= Elimination Initiative =

The Regional Initiative for the Elimination of Mother-to-Child Transmission of HIV and Congenital Syphilis in Latin America and the Caribbean, also known as the "Elimination Initiative", is a multi-agency effort to integrate the services of prevention and diagnosis of HIV and syphilis within the framework of primary care services, prenatal, sexual, reproductive and family health. Typically, prevention of the mother-to-child transmission of HIV and congenital syphilis has been addressed separately.

The initiative was launched in 2009 by UNICEF, PAHO, the Latin American Center for Perinatology (CLAP) and partner organizations in Latin America and the Caribbean and intends to eliminate the mother-to-child transmission of HIV and of congenital syphilis in the region by 2015.

==Objectives==
The main objective of this initiative is to eliminate congenital syphilis and mother-to-child transmission of HIV in Latin America and the Caribbean by 2015. Strategies and action plans related to the initiatives will be implemented in the Region beginning 2009 until 2015. To achieve their main goal, the initiative proposes an integrated approach to prevention; improve the prenatal coverage, diagnosis and early treatment of pregnant women in the region.

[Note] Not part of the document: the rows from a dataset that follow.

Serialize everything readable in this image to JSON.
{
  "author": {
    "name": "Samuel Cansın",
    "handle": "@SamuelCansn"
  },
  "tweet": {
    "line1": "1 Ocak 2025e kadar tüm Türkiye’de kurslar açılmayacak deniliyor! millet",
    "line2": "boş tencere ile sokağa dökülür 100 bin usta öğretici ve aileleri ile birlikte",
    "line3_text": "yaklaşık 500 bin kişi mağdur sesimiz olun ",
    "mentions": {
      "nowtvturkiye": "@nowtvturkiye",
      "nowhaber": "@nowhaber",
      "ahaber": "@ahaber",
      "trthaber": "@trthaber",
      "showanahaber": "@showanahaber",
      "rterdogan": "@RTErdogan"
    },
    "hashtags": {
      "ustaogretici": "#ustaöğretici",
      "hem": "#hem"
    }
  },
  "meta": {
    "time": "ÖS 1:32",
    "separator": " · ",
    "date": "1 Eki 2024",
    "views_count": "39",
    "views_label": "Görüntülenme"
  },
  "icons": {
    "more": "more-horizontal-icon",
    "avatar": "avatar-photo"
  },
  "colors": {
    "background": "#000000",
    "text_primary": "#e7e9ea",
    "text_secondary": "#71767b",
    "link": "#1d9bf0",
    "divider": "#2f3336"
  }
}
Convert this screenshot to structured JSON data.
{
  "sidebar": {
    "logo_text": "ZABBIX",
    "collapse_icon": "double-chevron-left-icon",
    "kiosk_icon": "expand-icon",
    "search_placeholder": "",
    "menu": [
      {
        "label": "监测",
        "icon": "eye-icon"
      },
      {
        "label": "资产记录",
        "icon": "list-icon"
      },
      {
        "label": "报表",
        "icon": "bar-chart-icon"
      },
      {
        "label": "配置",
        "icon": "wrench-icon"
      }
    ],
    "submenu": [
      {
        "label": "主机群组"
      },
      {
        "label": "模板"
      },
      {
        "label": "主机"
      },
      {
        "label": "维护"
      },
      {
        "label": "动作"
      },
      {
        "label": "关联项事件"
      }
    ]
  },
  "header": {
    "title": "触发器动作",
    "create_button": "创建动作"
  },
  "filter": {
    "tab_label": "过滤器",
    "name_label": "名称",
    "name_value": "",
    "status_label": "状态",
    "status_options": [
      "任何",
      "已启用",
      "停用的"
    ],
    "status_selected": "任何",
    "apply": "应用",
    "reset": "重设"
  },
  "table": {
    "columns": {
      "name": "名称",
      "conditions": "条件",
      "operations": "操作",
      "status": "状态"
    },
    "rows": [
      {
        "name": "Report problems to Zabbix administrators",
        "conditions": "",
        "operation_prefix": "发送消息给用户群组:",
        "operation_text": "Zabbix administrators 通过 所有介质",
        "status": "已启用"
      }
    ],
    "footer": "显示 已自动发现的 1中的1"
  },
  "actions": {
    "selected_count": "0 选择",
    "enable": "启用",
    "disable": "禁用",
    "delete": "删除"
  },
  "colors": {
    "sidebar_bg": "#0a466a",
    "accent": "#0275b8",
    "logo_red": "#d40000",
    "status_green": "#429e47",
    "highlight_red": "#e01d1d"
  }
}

It also recognizes the need to reinforce the integration of primary health care systems and improve information systems.

Specific targets set for 2015 are as follows:

1. Reduction of mother-to-child transmission of HIV to 2% or less.
2. Reduction of the incidence of mother-to-child transmission of HIV infection to roughly 0.3 cases per 1,000 live births.
3. Reduction of incidence of congenital syphilis to 0.5 cases or less, including stillbirths per 1,000 live births.

==History==
- 2004: The Regional Plan of HIV/STI was presented to the Health Sector 2006–2015, during the PAHO 46th Meeting of the Directing Council;
- 2005: PAHO published the frame of reference for the elimination of the congenital syphilis in the Americas;
- 2007: The CARICOM health ministers endorse the Elimination Initiative;
- 2009 (December): Publication of basic documents of the Elimination Initiative: the Concept Paper, Clinical Guidelines, and Regional Monitoring Strategy:
- 2010 (March): The Global Fund to Fight AIDS, Tuberculosis and Malaria launched a report in which estimates that the elimination of mother-to-child transmission of HIV for 2015 is an attainable goal;
- 2010 (April): The World Health Organization launched a document that urges the international community to establish new and more ambitious objectives that promote the progress toward the elimination of child HIV for 2015.